Gentalha
Franguinho
disse à Franguinha:
-
Agora é a época em que estão amadurecendo as nozes; vamos os dois à montanha e,
pelo menos uma vez na vida, fartemo-nos, antes que o esquilo as carregue todas.
-
Sim, - respondeu Franguinha, - vamos; vamos regalar-nos fartamente.
E lá
se foram os dois para a montanha. Como era um dia magnífico, deixaram-se ficar
até tarde. Ora, eu não sei se realmente estavam empanturrados, ou se apenas
fingiam estar; só sei que não queriam voltar a pé para casa e Franguinho teve
que construir um carrinho com cascas de nozes. Quando ficou pronto, Franguinha
acomodou-se nele e disse:
-
Agora, Franguinho, podes puxar.
-
Que ideia a tua! - respondeu Franguinho, - prefiro antes ir a pé para casa;
não, não foi esse o nosso trato. Sentar-me na boleia e servir de cocheiro,
posso fazer, mas atrelar-me e puxar, isso é que não!
Enquanto
assim discutiam, chegou uma pata cacarejando:
-
Corja de ladrões, quem vos deu licença para invadir a montanha das minhas
nozes? Agora me pagareis.
Precipitou-se
de bico aberto sobre Franguinho, mas este, que não era nenhum covarde,
atirou-se valentemente contra a pata, trepou-lhe nas costas, bicou-a e
esporeou-a tão violentamente, que ela não teve remédio senão pedir mercê. Como
punição, consentiu que a atrelassem ao carrinho. Franguinho subiu à boleia como
cocheiro e partiram em carreira desabalada.
-
Corre pata; corre o mais ligeiro que puderes!
Após
terem percorrido bom trecho de caminho, encontraram dois peões: um alfinete e
uma agulha. Estes gritaram:
-
Pára! Pára!
Então
explicaram que já estava escurecendo e não podiam dar mais um passo sequer; o
caminho estava tão lamacento! Não poderiam viajar no carrinho? Tinham estado na
estalagem dos alfaiates, além dos muros da cidade, e lá se haviam retardado
bebendo um copo de cerveja.
Como
era gente magra, não ocupavam muito espaço. Franguinho deixou-os subir. Mas
tiveram de prometer não pisar os pés dele o de sua querida Franguinha. Era
tarde da noite quando chegaram á estalagem, e não querendo prosseguir a viagem
de noite, mesmo porque a pata estava mal das pernas, cambaleando de um lado
para outro, decidiram pernoitar aí.
O
estalajadeiro, a princípio, tentou opor-se, inventando mil dificuldades e
alegando que a casa estava lotada. Isso porque tinha a impressão de que não
eram da alta sociedade. Mas, tão bem souberam argumentar, prometendo-lhe que
ganharia o ovo que Franguinha havia posto pelo caminho e, também, que ficaria
com a pata que botava um ovo por dia, que, finalmente, ele acabou por deixá-los
pernoitar.
Mandaram,
então, pôr a mesa e banquetearam-se alegremente. Pela manhã, logo de madrugada,
quando ainda dormiam todos, Franguinho despertou Franguinha, apanhou o ovo,
fez-lhe um buraquinho com o bico e juntos chuparam-no, atirando a casca na
lareira.
Depois,
foram onde estava a agulha dormindo a sono solto, pegaram-na pela cabeça e
espetaram-na no encosto da poltrona do estalajadeiro, e o alfinete espetaram na
toalha de rosto.
Feito
isso, sem dizer a nem b, abriram as asas e foram-se voando pela planície afora.

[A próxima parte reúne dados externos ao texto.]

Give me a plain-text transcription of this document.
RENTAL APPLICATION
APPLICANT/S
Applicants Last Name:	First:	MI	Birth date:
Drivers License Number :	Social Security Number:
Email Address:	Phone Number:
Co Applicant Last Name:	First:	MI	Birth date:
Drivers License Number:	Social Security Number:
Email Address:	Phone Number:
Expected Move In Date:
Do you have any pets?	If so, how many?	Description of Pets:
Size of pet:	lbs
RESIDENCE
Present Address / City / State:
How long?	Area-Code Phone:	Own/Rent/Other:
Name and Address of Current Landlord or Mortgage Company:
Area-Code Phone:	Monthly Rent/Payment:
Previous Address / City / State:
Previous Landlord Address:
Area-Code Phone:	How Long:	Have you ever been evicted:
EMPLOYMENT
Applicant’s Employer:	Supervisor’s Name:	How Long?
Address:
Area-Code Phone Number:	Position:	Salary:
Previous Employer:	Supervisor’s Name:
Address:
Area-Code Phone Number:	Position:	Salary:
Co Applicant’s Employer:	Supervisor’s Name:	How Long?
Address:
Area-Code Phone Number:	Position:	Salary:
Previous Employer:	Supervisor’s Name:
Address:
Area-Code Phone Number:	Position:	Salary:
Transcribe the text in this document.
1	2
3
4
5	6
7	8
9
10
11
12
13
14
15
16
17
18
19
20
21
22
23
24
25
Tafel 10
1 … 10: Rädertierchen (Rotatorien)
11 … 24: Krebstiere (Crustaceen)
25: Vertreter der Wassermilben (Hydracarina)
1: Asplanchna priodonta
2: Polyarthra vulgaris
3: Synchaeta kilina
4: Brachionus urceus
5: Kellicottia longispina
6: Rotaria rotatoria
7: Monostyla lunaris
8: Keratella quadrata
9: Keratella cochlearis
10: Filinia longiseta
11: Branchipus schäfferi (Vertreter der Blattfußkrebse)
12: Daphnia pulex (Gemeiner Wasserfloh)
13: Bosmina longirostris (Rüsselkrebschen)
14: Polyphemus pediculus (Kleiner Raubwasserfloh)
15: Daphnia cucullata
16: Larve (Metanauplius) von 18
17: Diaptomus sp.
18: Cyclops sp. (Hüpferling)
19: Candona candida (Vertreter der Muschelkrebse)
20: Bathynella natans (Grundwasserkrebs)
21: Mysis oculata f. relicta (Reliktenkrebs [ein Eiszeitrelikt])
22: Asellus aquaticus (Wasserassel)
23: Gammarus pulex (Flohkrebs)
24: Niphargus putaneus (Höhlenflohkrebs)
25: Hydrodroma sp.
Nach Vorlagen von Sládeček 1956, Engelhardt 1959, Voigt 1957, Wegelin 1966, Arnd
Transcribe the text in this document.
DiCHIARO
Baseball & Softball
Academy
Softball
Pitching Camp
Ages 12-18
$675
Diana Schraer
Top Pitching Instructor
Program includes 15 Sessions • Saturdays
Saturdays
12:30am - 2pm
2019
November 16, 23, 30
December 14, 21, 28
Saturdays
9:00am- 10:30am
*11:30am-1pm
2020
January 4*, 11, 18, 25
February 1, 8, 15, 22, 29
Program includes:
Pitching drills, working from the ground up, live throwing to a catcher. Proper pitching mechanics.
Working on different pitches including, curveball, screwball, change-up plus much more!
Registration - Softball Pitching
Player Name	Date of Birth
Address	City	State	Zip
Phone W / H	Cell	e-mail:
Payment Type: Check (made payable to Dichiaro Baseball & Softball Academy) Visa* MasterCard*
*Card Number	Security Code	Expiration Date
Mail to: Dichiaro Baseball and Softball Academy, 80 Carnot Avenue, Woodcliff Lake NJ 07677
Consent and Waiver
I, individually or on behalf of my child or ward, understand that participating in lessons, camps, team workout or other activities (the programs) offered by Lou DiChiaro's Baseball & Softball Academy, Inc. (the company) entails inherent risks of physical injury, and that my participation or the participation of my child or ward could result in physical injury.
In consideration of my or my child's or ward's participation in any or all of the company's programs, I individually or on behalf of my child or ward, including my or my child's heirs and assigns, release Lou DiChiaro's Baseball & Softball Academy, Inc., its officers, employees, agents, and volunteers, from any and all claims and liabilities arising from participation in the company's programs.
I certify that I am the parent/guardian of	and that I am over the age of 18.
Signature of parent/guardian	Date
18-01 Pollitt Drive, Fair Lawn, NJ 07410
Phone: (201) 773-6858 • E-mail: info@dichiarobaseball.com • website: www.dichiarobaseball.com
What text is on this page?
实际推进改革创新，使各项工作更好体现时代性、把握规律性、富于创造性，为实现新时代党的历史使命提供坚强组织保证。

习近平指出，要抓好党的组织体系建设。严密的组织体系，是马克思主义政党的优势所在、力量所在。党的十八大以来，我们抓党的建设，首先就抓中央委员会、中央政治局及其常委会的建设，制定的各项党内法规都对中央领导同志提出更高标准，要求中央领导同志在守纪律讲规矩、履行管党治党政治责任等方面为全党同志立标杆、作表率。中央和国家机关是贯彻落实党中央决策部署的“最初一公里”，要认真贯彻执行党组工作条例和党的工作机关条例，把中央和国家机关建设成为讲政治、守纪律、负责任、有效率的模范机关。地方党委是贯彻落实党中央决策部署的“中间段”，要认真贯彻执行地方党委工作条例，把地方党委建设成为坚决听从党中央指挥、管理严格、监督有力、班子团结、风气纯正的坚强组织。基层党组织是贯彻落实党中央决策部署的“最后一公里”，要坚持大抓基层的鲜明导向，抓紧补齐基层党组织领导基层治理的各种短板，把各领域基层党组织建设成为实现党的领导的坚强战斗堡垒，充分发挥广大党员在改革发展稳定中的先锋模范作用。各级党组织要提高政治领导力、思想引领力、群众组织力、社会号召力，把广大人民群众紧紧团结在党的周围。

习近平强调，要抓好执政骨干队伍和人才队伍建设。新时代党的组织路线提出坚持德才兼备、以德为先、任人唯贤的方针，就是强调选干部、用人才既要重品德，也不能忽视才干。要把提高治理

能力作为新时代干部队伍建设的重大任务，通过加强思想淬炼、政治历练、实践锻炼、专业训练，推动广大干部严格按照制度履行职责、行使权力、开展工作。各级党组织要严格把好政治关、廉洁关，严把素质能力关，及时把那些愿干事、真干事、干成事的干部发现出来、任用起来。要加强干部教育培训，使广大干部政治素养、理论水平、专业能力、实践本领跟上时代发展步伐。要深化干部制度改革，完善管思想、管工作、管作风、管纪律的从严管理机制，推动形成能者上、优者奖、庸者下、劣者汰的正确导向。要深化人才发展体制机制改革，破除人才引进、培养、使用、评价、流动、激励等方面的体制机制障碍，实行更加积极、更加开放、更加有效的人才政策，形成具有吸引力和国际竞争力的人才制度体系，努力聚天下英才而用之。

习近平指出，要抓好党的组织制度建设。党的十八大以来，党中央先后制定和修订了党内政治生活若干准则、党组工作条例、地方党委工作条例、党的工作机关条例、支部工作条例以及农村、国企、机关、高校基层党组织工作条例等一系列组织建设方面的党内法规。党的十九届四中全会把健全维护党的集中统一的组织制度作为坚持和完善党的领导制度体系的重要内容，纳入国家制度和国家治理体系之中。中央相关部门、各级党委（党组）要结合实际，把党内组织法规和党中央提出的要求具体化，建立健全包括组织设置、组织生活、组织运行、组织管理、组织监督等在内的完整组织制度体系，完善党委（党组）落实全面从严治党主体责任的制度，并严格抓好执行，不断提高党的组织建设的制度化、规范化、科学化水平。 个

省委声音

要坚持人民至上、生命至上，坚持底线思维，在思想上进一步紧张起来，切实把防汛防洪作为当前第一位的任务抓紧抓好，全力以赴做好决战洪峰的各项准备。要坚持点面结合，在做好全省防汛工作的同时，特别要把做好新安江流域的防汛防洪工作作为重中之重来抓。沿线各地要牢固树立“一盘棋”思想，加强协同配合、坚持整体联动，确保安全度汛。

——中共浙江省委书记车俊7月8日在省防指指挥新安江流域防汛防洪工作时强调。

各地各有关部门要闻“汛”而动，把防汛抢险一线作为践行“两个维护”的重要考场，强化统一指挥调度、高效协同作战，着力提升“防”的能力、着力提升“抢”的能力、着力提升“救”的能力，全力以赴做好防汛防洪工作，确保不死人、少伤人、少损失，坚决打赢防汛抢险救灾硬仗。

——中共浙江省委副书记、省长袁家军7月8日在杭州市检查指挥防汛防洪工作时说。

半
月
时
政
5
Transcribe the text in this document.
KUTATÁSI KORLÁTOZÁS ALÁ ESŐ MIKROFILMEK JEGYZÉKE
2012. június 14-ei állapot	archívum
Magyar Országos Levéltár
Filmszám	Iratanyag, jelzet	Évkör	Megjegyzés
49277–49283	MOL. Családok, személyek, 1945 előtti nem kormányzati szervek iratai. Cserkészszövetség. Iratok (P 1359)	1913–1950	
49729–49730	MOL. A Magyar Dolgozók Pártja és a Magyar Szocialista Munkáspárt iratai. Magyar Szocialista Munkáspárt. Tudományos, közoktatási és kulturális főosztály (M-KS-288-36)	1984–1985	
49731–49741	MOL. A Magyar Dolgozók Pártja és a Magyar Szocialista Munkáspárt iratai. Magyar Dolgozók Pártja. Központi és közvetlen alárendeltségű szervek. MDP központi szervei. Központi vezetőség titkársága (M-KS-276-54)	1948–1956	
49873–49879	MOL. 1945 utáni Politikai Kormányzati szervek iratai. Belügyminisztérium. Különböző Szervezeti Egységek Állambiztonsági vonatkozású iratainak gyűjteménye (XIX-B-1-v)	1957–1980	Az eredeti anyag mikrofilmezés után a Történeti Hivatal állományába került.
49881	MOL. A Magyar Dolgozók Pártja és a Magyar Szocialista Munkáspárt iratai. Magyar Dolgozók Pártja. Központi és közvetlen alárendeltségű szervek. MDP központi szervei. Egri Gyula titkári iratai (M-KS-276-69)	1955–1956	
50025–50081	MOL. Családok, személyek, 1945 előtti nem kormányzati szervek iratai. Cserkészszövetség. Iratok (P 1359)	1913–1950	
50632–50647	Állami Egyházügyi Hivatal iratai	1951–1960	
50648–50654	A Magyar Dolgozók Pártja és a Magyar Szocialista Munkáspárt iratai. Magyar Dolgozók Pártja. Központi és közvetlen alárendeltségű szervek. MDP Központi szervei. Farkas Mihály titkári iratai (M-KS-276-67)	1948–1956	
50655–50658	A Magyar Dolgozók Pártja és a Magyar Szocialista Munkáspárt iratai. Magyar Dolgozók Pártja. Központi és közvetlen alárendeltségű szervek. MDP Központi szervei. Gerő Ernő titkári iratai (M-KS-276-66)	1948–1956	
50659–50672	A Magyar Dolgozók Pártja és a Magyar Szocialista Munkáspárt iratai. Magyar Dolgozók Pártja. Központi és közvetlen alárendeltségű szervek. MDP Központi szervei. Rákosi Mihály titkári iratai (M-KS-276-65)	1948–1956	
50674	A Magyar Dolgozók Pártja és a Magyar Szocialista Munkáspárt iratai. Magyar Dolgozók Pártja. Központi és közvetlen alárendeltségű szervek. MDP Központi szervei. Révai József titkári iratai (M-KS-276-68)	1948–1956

A pata, já habituada a dormir ao relento, tinha ficado no terreiro; ouvindo-os
esvoaçar, acordou e foi saindo. Encontrou um regato e por ele foi nadando,
descendo a corrente; era mais rápido do que puxar o carrinho.
Algumas
horas mais tarde o estalajadeiro, levantando-se antes dos outros, lavou-se e
foi enxugar-se na toalha; então o alfinete arranhou-lhe o rosto, deixando-lhe
um sulco vermelho que ia de uma orelha a outra. Foi à cozinha, onde queria
acender o cachimbo, mas, ao inclinar-se na lareira, as cascas do ovo
saltaram-lhe nos olhos.
-
Esta manhã tudo está contra a minha cabeça, - resmungou, e deixou-se cair muito
irritado na sua poltrona; mas deu um pulo, gritando:
-
Ai, Ai.
A
agulha o havia espetado dolorosamente, - e não na cabeça.
A
essa altura, o furor dele chegou ao extremo; começou a suspeitar dos hóspedes
que haviam chegado tão fora de hora na noite anterior. Foi procurá-los, mas
estes já haviam desaparecido.
Diante
disso, o pobre estalajadeiro jurou nunca mais hospedar gentalha que, além de
comer muito, não paga nada, e ainda por cima, agradece com malvadezas.